Asombran la energía de los soldados de todos los siglos que lucharon contra sus miedos y sus heridas, las madres de todos los milenios que vivieron en la sumisión, en la tragedia de las desposeídas y sin embargo amamantaron la esperanza de vivir y correr, de traspasar los muros de las miserias humanas, las amenazas de la enfermedad y de la esclavitud.

Las historias de los hombres y mujeres de todos los continentes y de todos los siglos, son historias de heroísmos impulsados por una inconsciente energía de esperanza en medio de un fúnebre y sonoro concierto de  tragedias, traiciones, falsedades instituidas por la codicia, la rivalidad y el odio.

Así ha sido la historia del hombre universal cuya energía no se ha agotado al vivir entre colonizadores y colonizados, conquistadores y derrotados, espigas generosas y cizañas venenosas que no han vencido la energía de la esperanza. La miseria de los harapos conserva la energía suficiente para no sucumbir de hambre o de frío. La soledad y la marginación no agotan sus reservas vitales. La persecución y la inseguridad los convierte en nómadas y migrantes que a veces caminan y a veces arrastran  los pies con la energía que les da la esperanza de vivir como sea, en cualquier condición por más humillante e indigna que sea…lo importante es seguir viviendo.

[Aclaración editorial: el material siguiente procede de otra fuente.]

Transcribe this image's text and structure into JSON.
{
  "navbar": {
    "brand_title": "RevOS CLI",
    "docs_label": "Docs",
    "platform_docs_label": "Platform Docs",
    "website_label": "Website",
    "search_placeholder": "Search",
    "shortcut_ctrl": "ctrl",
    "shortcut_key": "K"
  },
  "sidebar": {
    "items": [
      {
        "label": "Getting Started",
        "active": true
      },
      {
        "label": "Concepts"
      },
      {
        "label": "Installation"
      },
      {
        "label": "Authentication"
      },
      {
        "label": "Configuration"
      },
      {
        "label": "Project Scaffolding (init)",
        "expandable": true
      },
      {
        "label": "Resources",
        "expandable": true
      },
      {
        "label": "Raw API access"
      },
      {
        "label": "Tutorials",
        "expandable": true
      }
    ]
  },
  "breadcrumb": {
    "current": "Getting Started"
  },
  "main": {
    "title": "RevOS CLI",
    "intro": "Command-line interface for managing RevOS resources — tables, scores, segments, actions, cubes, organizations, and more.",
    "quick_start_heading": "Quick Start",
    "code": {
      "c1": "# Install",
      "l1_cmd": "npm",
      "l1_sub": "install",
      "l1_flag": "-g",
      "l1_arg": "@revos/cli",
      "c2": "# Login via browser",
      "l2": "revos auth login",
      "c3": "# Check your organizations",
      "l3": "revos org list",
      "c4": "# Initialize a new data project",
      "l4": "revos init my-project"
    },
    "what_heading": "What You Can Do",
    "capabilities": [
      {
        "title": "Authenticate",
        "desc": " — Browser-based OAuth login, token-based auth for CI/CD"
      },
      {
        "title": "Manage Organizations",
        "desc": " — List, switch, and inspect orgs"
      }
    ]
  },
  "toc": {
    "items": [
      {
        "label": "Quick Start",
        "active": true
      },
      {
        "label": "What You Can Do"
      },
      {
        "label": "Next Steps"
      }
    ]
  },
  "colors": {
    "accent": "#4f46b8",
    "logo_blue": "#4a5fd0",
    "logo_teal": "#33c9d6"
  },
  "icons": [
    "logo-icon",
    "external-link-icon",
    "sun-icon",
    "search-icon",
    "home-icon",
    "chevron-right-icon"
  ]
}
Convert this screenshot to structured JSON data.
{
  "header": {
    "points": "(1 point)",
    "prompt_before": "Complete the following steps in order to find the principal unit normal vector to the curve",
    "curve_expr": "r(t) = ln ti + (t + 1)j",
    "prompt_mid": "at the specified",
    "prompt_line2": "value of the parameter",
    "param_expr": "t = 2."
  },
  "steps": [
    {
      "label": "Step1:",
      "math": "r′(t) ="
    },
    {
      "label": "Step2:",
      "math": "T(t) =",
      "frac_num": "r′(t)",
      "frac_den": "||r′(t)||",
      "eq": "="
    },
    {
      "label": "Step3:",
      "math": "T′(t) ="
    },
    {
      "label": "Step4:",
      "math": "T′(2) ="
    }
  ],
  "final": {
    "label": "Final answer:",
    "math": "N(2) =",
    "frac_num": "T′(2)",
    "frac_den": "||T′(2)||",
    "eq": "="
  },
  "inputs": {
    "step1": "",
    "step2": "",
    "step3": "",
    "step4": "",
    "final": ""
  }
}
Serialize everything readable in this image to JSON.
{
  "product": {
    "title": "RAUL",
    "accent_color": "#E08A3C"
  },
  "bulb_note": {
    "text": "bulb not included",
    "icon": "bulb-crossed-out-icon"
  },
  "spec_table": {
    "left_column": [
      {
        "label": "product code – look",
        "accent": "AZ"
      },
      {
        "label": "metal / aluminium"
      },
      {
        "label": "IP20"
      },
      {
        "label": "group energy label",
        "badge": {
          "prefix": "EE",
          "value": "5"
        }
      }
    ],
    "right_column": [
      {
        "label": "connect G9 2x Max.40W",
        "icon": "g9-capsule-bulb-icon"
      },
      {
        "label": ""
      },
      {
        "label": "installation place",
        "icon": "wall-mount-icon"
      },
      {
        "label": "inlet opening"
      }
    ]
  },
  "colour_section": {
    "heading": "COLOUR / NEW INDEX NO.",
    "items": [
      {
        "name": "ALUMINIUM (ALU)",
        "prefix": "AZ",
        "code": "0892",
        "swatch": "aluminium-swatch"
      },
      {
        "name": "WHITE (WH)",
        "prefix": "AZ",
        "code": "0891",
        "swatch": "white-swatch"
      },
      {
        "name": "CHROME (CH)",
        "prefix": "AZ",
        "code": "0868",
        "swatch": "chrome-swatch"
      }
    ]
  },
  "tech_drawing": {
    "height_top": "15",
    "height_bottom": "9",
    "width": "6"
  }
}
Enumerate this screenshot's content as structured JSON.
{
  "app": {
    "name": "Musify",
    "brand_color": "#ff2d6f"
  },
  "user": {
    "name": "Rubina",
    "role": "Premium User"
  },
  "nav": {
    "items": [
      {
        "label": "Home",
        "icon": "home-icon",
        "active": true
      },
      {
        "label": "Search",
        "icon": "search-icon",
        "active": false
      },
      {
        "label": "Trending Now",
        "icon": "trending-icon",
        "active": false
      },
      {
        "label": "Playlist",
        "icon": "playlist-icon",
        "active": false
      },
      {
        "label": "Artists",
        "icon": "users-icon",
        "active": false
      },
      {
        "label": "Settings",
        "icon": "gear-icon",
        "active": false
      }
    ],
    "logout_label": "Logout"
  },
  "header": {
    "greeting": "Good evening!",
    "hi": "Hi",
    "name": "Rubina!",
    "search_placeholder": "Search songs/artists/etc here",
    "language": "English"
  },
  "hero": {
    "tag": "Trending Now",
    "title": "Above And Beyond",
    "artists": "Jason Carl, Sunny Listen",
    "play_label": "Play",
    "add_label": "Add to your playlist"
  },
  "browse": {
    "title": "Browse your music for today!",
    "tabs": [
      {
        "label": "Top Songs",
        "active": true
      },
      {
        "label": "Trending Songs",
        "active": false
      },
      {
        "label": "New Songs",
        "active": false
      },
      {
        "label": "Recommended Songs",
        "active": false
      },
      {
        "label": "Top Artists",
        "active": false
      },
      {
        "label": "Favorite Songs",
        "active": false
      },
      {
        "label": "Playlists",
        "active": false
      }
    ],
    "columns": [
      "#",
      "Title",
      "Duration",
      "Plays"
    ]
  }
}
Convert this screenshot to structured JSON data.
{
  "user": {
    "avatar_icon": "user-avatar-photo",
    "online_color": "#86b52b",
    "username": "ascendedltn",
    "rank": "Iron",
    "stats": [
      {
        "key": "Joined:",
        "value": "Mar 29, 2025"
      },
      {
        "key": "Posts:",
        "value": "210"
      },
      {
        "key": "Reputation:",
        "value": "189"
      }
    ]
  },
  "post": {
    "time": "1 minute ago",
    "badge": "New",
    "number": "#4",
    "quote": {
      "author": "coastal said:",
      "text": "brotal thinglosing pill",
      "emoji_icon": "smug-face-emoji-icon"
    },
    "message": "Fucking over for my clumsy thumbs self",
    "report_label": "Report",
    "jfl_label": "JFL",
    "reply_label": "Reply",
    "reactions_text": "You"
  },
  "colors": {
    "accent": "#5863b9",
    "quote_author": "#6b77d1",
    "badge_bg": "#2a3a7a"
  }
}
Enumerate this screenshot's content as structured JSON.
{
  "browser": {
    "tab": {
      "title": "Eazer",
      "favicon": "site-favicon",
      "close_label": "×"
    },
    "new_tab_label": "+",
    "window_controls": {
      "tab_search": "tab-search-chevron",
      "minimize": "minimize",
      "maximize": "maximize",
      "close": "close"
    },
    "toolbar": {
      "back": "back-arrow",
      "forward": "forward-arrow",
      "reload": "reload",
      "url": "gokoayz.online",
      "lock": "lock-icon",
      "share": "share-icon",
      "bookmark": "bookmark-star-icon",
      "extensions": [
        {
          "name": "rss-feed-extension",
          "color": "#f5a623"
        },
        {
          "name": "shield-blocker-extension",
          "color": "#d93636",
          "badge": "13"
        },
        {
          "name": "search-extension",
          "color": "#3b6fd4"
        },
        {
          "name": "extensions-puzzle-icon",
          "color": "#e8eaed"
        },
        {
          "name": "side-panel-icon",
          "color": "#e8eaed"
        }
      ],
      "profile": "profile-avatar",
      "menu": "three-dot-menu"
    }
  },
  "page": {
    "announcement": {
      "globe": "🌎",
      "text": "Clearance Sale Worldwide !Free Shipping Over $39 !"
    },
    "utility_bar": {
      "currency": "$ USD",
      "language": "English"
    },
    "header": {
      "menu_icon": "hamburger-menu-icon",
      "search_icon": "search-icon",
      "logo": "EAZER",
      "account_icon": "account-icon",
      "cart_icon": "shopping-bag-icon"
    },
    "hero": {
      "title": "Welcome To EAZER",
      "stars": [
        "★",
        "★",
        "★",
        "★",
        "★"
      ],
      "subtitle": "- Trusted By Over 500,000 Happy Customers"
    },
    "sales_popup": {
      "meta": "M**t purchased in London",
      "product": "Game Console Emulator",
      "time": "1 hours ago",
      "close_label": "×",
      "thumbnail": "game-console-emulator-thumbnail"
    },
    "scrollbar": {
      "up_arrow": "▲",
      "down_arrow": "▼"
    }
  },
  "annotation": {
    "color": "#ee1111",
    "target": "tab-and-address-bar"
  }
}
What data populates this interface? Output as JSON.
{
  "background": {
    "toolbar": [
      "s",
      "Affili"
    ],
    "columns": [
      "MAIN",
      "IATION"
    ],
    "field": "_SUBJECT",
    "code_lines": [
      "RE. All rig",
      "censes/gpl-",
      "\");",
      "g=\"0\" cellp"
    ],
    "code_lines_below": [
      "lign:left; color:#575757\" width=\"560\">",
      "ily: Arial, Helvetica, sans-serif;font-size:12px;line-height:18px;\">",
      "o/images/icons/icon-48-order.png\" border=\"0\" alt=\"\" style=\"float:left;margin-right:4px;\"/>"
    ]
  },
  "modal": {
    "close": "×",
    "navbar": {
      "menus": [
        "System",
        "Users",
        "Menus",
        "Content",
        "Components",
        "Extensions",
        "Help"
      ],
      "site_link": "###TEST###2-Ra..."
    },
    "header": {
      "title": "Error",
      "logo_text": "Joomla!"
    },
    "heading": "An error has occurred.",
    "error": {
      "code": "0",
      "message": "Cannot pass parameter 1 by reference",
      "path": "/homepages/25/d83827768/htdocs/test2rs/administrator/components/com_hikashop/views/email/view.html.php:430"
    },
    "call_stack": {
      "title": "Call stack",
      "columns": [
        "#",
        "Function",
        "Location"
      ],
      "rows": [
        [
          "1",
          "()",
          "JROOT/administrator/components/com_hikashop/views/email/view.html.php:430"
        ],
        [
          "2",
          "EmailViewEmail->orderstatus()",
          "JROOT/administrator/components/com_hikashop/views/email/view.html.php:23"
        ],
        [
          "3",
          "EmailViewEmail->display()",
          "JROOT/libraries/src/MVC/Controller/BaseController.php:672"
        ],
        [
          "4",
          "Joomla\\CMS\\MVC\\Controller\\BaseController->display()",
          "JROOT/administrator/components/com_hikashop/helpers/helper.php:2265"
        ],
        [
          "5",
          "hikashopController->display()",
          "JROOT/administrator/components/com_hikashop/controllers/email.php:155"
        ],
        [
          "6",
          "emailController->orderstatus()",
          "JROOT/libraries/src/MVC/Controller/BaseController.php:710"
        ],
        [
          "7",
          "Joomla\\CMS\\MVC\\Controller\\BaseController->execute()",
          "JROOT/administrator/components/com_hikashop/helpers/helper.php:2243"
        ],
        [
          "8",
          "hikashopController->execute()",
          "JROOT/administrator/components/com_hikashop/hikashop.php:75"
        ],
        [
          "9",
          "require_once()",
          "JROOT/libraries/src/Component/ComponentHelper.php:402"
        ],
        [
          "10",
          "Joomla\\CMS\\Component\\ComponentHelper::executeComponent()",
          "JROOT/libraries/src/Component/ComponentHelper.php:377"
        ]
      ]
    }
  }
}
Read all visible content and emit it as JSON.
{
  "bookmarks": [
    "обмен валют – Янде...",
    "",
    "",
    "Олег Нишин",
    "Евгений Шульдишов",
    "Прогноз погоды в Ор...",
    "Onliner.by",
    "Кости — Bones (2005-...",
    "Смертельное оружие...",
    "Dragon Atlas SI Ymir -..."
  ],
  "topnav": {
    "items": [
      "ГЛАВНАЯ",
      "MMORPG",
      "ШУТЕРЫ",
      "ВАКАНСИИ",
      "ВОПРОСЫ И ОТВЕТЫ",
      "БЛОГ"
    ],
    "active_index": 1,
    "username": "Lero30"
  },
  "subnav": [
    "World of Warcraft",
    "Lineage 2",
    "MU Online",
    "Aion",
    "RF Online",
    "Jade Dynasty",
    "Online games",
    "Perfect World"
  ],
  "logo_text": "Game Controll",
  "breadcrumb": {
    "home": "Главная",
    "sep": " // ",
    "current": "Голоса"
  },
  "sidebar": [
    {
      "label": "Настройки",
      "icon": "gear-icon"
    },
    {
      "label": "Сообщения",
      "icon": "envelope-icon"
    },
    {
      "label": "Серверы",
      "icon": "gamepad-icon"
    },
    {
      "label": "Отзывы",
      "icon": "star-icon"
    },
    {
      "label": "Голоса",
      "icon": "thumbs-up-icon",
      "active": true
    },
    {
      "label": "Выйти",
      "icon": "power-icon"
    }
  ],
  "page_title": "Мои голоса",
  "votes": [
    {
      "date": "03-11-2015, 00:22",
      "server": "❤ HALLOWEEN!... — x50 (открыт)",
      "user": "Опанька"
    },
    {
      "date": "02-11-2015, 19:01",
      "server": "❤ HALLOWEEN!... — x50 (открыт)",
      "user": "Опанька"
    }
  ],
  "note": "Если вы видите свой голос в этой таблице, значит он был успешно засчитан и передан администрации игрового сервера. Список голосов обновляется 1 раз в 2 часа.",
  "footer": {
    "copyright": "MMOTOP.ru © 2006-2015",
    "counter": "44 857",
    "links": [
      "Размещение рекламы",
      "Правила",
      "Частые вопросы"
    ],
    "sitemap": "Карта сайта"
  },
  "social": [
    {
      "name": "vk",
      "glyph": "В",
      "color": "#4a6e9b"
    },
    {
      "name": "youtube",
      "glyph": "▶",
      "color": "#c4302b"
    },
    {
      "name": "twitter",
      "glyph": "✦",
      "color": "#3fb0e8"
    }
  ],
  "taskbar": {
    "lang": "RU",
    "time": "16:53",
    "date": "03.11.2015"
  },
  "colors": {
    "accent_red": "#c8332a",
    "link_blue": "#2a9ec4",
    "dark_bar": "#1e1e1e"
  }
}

El México actual no ha sido la excepción a la tragedia de la mentira, la maldad, el cinismo, la explotación, la sonrisa complaciente y corrupta que ha invertido su energía en cultivar la cizaña que destruye los trigales de la educación, de la salud, de la cultura que eleva su espíritu. No son las ideologías que cambian de maquillaje, ni los ni las administraciones públicas, sociales o religiosas sumisas al poder y a las conveniencias inmediatas.

Es la traición a lo trascendente del hombre: la verdad y la bondad. La promoción de “nada es verdad o mentira”, todo es confusión,  contradicción sistemática, alegatos sin argumentos, evidencias diluidas con anécdotas, con frases convertidas en nuevos dogmas, en metáforas y cuentos que  sustituyen a la realidad o sea la verdad.

Sin embargo, aún  en este contexto de incertidumbre, asombra la energía vital de nuestra gente. La inseguridad y el crimen no le han robado la esperanza. El escenario político y sus personajes, no han sustituido el esfuerzo cotidiano de sol a sol. El cinismo no ha borrado la sonrisa y el canto: embajadores anónimos de su energía. El 2020 no solo trae la amenaza vivida, sino la esperanza de vivir y florecer en medio de la cizaña, y conserva la verdad y la bondad tan secular en nuestro pueblo. En el 2020 permanece la energía cada vez más ciudadana.